The last Spider-Man movie opened up many discussions, but one quote caught my attention: “If you expect disappointment, then you can never really get disappointed”.
May sound obvious and quite pessimistic at first, but it makes a lot of sense and, as it turns out, is backed in a way by research.
“Blessed are those who expect nothing: Lowering expectations as a way of avoiding disappointment” - https://doi.org/10.1016/S0167-4870(02)00211-8 is an insightful paper that addresses how people try to avoid disappointment by lowering their expectations about obtaining a desired but uncertain outcome.
The authors tested the hypothesis that people employ this strategy when two conditions are met. The first condition is the anticipation of self-relevant feedback about the attainment of the outcome. The second is regarding the timing of the anticipated feedback. Hence, the feedback is anticipated in the near future.

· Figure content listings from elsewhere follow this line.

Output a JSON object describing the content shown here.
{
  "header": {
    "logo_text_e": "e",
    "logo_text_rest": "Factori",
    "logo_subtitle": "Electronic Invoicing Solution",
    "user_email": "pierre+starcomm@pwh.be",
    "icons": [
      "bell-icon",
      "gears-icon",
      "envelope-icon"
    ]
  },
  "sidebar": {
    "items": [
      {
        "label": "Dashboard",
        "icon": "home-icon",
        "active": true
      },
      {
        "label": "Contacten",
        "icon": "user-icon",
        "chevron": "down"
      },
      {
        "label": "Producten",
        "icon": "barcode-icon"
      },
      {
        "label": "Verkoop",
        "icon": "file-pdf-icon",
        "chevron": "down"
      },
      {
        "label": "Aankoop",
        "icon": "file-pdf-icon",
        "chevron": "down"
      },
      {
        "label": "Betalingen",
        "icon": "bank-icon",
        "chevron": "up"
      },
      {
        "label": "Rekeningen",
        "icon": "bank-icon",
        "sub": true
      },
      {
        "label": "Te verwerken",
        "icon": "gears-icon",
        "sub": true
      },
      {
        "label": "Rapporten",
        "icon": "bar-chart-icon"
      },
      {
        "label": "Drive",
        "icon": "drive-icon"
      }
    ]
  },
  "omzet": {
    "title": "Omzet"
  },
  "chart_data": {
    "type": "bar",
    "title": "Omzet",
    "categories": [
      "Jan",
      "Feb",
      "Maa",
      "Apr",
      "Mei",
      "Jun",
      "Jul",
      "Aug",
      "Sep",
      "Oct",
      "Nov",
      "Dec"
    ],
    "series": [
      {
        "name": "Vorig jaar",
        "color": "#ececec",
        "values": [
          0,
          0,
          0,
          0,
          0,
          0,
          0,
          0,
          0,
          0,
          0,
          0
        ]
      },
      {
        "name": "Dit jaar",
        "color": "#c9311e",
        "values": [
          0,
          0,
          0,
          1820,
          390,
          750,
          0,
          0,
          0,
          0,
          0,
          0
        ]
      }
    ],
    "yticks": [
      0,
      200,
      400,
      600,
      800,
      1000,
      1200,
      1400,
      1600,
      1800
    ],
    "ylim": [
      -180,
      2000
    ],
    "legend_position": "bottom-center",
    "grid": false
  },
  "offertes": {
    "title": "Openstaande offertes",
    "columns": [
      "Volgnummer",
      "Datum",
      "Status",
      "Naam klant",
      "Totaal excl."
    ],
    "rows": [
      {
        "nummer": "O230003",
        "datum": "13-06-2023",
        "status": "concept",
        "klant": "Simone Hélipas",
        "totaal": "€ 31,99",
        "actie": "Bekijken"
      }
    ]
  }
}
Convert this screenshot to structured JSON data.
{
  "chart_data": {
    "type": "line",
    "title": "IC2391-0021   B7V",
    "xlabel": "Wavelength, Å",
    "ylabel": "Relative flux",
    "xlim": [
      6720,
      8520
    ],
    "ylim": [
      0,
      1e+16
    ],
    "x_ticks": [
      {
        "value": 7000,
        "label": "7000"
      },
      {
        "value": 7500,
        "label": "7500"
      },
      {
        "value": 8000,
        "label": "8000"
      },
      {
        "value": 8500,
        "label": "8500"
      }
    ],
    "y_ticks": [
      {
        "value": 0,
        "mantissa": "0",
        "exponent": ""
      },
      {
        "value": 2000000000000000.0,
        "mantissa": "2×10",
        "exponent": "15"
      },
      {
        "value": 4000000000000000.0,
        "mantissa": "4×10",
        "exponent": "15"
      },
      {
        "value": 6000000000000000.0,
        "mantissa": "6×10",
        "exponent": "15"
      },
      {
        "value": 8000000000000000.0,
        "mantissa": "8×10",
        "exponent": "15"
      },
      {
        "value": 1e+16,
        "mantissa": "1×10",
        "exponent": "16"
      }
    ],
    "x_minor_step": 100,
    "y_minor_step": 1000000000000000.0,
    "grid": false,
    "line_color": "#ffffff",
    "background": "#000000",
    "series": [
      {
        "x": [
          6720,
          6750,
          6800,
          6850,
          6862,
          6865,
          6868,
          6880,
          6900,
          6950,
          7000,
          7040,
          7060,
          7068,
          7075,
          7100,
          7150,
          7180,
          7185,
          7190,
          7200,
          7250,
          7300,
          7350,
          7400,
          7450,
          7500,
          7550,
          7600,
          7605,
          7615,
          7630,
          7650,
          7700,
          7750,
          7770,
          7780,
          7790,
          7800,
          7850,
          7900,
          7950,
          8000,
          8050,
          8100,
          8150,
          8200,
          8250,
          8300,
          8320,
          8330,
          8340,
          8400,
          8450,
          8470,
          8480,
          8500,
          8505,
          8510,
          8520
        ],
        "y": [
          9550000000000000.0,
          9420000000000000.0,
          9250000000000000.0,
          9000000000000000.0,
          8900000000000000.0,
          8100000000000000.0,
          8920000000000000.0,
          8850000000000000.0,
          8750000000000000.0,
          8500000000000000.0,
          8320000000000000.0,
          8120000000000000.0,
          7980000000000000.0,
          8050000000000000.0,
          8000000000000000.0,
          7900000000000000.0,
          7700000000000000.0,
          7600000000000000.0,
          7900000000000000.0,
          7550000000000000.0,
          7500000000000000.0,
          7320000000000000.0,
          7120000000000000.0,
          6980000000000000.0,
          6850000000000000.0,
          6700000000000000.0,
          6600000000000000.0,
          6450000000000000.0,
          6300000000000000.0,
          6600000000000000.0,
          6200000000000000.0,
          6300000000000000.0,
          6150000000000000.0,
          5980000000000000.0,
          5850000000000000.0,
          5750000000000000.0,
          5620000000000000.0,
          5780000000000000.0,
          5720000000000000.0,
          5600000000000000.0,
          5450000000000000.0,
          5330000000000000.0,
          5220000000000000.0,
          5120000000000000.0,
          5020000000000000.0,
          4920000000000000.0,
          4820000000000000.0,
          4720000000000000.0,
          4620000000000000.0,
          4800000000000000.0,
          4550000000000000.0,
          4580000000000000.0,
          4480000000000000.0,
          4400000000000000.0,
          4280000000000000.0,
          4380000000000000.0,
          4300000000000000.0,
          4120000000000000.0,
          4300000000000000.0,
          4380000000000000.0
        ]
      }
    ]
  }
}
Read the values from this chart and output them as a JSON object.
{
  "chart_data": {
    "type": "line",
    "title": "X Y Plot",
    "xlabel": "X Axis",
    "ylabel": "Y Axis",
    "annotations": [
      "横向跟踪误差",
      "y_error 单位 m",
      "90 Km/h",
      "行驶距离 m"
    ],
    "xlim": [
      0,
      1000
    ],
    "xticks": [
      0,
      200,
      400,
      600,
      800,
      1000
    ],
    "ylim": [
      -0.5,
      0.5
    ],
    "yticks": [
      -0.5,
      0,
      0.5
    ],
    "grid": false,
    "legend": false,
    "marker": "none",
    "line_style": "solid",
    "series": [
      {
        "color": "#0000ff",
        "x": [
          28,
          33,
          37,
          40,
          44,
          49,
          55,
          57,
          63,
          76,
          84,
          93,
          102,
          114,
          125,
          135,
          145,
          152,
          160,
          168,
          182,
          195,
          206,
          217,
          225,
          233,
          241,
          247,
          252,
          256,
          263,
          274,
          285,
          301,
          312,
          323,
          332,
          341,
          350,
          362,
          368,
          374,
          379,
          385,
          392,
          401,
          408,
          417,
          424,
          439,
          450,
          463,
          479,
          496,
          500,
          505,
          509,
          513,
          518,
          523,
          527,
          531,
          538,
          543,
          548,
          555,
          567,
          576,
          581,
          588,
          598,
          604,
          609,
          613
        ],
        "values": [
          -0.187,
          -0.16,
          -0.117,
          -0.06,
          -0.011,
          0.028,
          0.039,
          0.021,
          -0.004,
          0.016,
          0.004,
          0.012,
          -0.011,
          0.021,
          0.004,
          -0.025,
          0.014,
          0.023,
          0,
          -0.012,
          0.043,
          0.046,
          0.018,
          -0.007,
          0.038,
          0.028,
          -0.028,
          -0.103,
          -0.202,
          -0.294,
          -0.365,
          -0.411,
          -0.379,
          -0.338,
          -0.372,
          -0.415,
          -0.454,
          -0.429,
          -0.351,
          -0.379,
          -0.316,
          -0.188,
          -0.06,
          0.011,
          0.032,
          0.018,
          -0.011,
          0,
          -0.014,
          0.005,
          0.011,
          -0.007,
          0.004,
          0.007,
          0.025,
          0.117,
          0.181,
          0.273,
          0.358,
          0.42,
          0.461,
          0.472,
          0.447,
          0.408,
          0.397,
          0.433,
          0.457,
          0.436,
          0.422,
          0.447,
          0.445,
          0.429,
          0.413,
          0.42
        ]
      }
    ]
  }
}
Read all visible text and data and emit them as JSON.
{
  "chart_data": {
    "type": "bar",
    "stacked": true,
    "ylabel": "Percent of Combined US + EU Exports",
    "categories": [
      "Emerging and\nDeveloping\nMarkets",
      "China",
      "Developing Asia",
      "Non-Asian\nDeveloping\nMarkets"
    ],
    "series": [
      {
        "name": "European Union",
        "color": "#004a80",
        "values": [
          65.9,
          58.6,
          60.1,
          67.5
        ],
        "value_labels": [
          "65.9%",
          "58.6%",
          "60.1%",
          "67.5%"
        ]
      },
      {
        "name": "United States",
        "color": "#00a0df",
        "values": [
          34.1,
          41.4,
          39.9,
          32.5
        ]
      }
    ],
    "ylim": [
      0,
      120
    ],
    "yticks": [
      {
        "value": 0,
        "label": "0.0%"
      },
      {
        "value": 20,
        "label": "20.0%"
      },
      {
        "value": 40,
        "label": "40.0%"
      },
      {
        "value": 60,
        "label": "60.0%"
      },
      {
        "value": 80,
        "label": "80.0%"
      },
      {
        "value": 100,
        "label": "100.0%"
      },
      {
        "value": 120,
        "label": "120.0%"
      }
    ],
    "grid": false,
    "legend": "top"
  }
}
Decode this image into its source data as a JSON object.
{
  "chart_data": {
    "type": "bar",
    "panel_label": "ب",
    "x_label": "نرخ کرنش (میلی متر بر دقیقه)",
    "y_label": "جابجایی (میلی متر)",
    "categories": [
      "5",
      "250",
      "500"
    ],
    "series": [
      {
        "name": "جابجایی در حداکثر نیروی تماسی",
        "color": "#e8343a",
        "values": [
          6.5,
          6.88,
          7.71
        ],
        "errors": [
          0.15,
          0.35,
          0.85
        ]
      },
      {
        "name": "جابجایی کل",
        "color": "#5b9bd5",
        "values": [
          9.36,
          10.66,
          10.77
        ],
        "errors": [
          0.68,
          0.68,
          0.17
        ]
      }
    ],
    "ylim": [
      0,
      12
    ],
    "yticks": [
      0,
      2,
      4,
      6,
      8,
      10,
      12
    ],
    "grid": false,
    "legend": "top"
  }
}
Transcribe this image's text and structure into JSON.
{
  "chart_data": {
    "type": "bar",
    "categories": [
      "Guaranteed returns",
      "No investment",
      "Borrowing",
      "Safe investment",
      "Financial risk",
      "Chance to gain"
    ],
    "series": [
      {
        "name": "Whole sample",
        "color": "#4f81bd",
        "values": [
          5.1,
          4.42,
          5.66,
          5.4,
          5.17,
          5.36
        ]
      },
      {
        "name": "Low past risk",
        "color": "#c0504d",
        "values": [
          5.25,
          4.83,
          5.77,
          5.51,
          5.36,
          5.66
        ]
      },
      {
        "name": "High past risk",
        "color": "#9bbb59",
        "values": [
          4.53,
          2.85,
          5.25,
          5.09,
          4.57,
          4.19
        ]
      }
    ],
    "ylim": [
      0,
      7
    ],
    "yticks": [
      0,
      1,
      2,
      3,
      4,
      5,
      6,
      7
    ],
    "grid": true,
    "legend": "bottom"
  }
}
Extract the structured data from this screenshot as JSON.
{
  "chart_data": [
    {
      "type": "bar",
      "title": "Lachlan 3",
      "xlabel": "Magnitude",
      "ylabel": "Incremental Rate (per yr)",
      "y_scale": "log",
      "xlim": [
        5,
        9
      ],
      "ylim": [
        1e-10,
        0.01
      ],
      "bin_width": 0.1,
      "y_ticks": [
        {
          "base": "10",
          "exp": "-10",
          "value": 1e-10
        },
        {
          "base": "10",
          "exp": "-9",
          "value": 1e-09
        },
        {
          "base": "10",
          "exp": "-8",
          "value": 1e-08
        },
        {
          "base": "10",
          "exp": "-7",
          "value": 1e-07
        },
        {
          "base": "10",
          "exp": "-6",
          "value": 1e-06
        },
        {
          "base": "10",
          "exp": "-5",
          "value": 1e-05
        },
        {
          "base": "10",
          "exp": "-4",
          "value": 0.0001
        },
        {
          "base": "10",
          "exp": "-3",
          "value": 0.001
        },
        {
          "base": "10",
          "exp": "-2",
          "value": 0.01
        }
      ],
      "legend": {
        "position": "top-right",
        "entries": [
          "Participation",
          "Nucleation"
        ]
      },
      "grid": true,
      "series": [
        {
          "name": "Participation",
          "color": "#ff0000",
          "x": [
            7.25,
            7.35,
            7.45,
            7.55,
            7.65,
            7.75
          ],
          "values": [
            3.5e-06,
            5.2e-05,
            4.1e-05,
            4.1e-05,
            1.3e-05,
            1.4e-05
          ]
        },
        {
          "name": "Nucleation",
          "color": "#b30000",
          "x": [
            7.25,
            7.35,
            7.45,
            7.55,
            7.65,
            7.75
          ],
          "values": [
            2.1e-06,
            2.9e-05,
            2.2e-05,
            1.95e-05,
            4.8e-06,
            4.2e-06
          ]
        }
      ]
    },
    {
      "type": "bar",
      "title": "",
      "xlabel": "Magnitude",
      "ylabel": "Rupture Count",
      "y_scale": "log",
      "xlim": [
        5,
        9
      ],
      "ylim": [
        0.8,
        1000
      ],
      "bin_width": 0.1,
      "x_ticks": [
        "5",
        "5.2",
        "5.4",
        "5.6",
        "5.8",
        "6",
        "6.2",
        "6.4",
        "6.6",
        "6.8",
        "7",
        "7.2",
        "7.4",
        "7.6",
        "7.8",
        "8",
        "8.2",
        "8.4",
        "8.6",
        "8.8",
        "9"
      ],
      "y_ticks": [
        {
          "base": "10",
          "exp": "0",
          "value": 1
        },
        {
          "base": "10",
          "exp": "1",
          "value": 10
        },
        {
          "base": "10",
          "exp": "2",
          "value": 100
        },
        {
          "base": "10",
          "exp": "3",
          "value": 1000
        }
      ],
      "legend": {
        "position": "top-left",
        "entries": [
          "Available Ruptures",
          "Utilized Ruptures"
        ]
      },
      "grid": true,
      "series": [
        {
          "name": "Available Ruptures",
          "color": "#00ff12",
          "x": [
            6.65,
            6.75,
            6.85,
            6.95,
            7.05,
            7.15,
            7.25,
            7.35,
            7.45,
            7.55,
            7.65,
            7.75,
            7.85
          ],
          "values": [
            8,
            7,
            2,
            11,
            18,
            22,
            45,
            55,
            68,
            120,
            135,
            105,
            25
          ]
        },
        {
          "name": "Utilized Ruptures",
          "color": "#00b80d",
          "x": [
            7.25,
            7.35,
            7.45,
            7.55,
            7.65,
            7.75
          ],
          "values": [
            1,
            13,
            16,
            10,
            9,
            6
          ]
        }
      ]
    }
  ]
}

The results support their hypothesis, showing that people only lowered their estimates concerning a test score when they expected immediate feedback on that test and when the test was relevant for them.
Do you lower your expectations to avoid disappointment?
Nicely put, @Natalija. We shouldn’t avoid disappointments and negative emotions at all costs. Still, a healthy amount of defensive mechanisms helps us function better. As always, I think balance is key.
In college we discussed about the correlation between setting high expectations and the locus of control. People with internal locus of control tend to set higher goals and have higher expectations in general. While those with external locus of control tend to minimize their expectations and goals. And about your question: I don't, and huge part of it is thanks to the amazing Tony Robbins. I remember listening to one of his podcast a few years ago, being so scared to get out of my comfort zone. This man has thaught me that being disappointed equals being alive. If you never get disappointed, are you even living at all..? Life is not a simple path, there will be many ups and downs and that's actually the beauty of it.
That's an interesting hypothesis.
I wonder to what extent this tactic is employed by people with or without varying personality types. I can imagine that this would be a useful and frequent technique used by individuals whose self-worth is quite low. For example, an individual, in this case, can prepare themselves for the worst-case scenario whilst not dimming their joy at a positive result or outcome.
I've known some people with depression who have at the very least endorsed this method if not fully succeeding in its practice.